Ce que c’est que le printemps nous place aux côtés du vieux paysan Victorien qui assiste aux derniers râles de sa vieille Roberte. Des gémissements qui rythment le texte, donc le quotidien, des râles si forts qu'il faut un orage pour les assourdir. Si Victorien se fout bien de la dignité, c'est qu'il n'a rien à sauver, aucune apparence à accrocher en boutonnière. Il n'y aura pas de miracle, aucune rémission. C'est le moment, « c'est le moment où tu tombes. Peu importe que ce soit moi ou un autre. Les hommes tombent, voilà tout. » Victorien va faire ce qu'il faut. J'ajoute que les peintures d'Elzévir, artiste choisi par Le Réalgar pour accompagner ces nouvelles, sont ici le prolongement idéal du texte. Les objets du quotidien, les silhouettes ternies par l'âge, créent une gamme complémentaire de sensations, absolument bienvenue.

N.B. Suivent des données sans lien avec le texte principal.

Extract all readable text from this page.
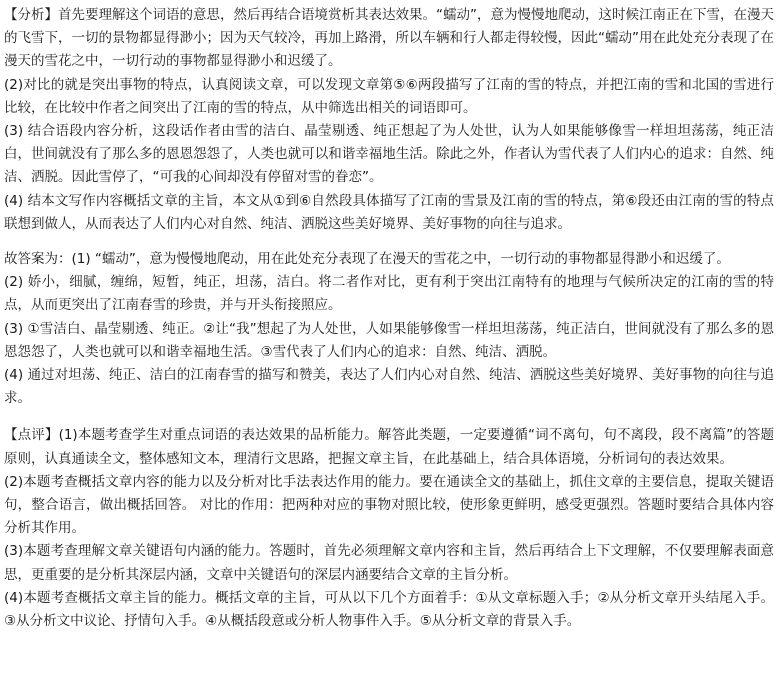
【分析】首先要理解这个词语的意思，然后再结合语境赏析其表达效果。“蠕动”，意为慢慢地爬动，这时候江南正在下雪，在漫天的飞雪下，一切的景物都显得渺小；因为天气较冷，再加上路滑，所以车辆和行人都走得较慢，因此“蠕动”用在此处充分表现了在漫天的雪花之中，一切行动的事物都显得渺小和迟缓了。

(2)对比的就是突出事物的特点，认真阅读文章，可以发现文章第⑤⑥两段描写了江南的雪的特点，并把江南的雪和北国的雪进行比较，在比较中作者之间突出了江南的雪的特点，从中筛选出相关的词语即可。

(3) 结合语段内容分析，这段话作者由雪的洁白、晶莹剔透、纯正想起了为人处世，认为人如果能够像雪一样坦坦荡荡，纯正洁白，世间就没有了那么多的恩恩怨怨了，人类也就可以和谐幸福地生活。除此之外，作者认为雪代表了人们内心的追求：自然、纯洁、洒脱。因此雪停了，“可我的心间却没有停留对雪的眷恋”。

(4) 结本文写作内容概括文章的主旨，本文从①到⑥自然段具体描写了江南的雪景及江南的雪的特点，第⑥段还由江南的雪的特点联想到做人，从而表达了人们内心对自然、纯洁、洒脱这些美好境界、美好事物的向往与追求。

故答案为：(1) “蠕动”，意为慢慢地爬动，用在此处充分表现了在漫天的雪花之中，一切行动的事物都显得渺小和迟缓了。

(2) 娇小，细腻，缠绵，短暂，纯正，坦荡，洁白。将二者作对比，更有利于突出江南特有的地理与气候所决定的江南的雪的特点，从而更突出了江南春雪的珍贵，并与开头衔接照应。

(3) ①雪洁白、晶莹剔透、纯正。②让“我”想起了为人处世，人如果能够像雪一样坦坦荡荡，纯正洁白，世间就没有了那么多的恩恩怨怨了，人类也就可以和谐幸福地生活。③雪代表了人们内心的追求：自然、纯洁、洒脱。

(4) 通过对坦荡、纯正、洁白的江南春雪的描写和赞美，表达了人们内心对自然、纯洁、洒脱这些美好境界、美好事物的向往与追求。

【点评】(1)本题考查学生对重点词语的表达效果的品析能力。解答此类题，一定要遵循“词不离句，句不离段，段不离篇”的答题原则，认真通读全文，整体感知文本，理清行文思路，把握文章主旨，在此基础上，结合具体语境，分析词句的表达效果。

(2)本题考查概括文章内容的能力以及分析对比手法表达作用的能力。要在通读全文的基础上，抓住文章的主要信息，提取关键语句，整合语言，做出概括回答。 对比的作用：把两种对应的事物对照比较，使形象更鲜明，感受更强烈。答题时要结合具体内容分析其作用。

(3)本题考查理解文章关键语句内涵的能力。答题时，首先必须理解文章内容和主旨，然后再结合上下文理解，不仅要理解表面意思，更重要的是分析其深层内涵，文章中关键语句的深层内涵要结合文章的主旨分析。

(4)本题考查概括文章主旨的能力。概括文章的主旨，可从以下几个方面着手：①从文章标题入手；②从分析文章开头结尾入手。③从分析文中议论、抒情句入手。④从概括段意或分析人物事件入手。⑤从分析文章的背景入手。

Madame Veuve, la nouvelle suivante, est un portrait de femme, Yvonne, qui a appris la couture à l'école du Sacré Cœur de Jésus. Une trajectoire bien installée sur des rails, des évidences : ne pas se fier aux paroles des hommes ; « regarde d'abord leurs pieds. Tel pied, tel homme. » ça ne se discute pas, de même que « les études, c'est pour les garçons » (on vous parle d'un temps, d'un temps où l'on plume les volailles chez soi, où l'on tricote en écoutant la TSF, un temps où les femmes sont recluses en cuisine et tout va bien). Yvonne va travailler à la ville comme couturière, taisant ses regrets pour les yeux d'un Amédée à qui elle n'a rien dit et qui s'est marié avec une autre. Dans l'atelier où elle travaille maintenant, les ouvrières lui apprennent que pour jauger un homme c'est ni les pieds, ni les yeux, ni les paroles : c’est les fesses. Et les chansons populaires ponctuent la vie. Les couplets évoquent le temps qui passe, les années, leurs paroles sentimentales se font l'écho des émotions et des tragédies vécues. Cuisses écartées, allongée sur une toile cirée, aiguille à tricoter, les problèmes qui s'en suivent, l'hôpital, la dureté des autres, l'absence de compassion, des autres femmes même... les rituels de ce temps. Les ambitions étaient minces, elles se réduisent encore. Maréchal nous voilà est passé, on en est à comme un p'tit coquelicot mon âme quand Yvonne finit par s'installer avec Félix. Oh, pas l'amour, pensez bien, « disons, l'existence en couple » et ce sera déjà pas mal. On est vite veuve, en ce temps-là, veuve de riche ne signifie pas riche soi-même, la famille veille, les yeux fatigués d'Yvonne retournent à la couture. Et la fin de cette nouvelle, bon sang, la fin, c'est bien sa vie, c'est bien la vie de ces femmes, tout est là, dans ce précipité de désespoir, cette contraction ultime au bout de la perspective d'une vie longue et dérisoire. Comment se résoudre à ce médiocre bilan ? La condition humaine. Jean-Noël Blanc au plus juste, ça vous remue, que dire de plus ?
Bonjour Mademoiselle clôt la trilogie avec un monologue à la fois cruel et drôle mais, lue dans la foulée des autres, on ne peut s'empêcher d'avoir au cœur le serrement des existences qu'on vient de croiser, et ça grince toujours, malgré l'humour.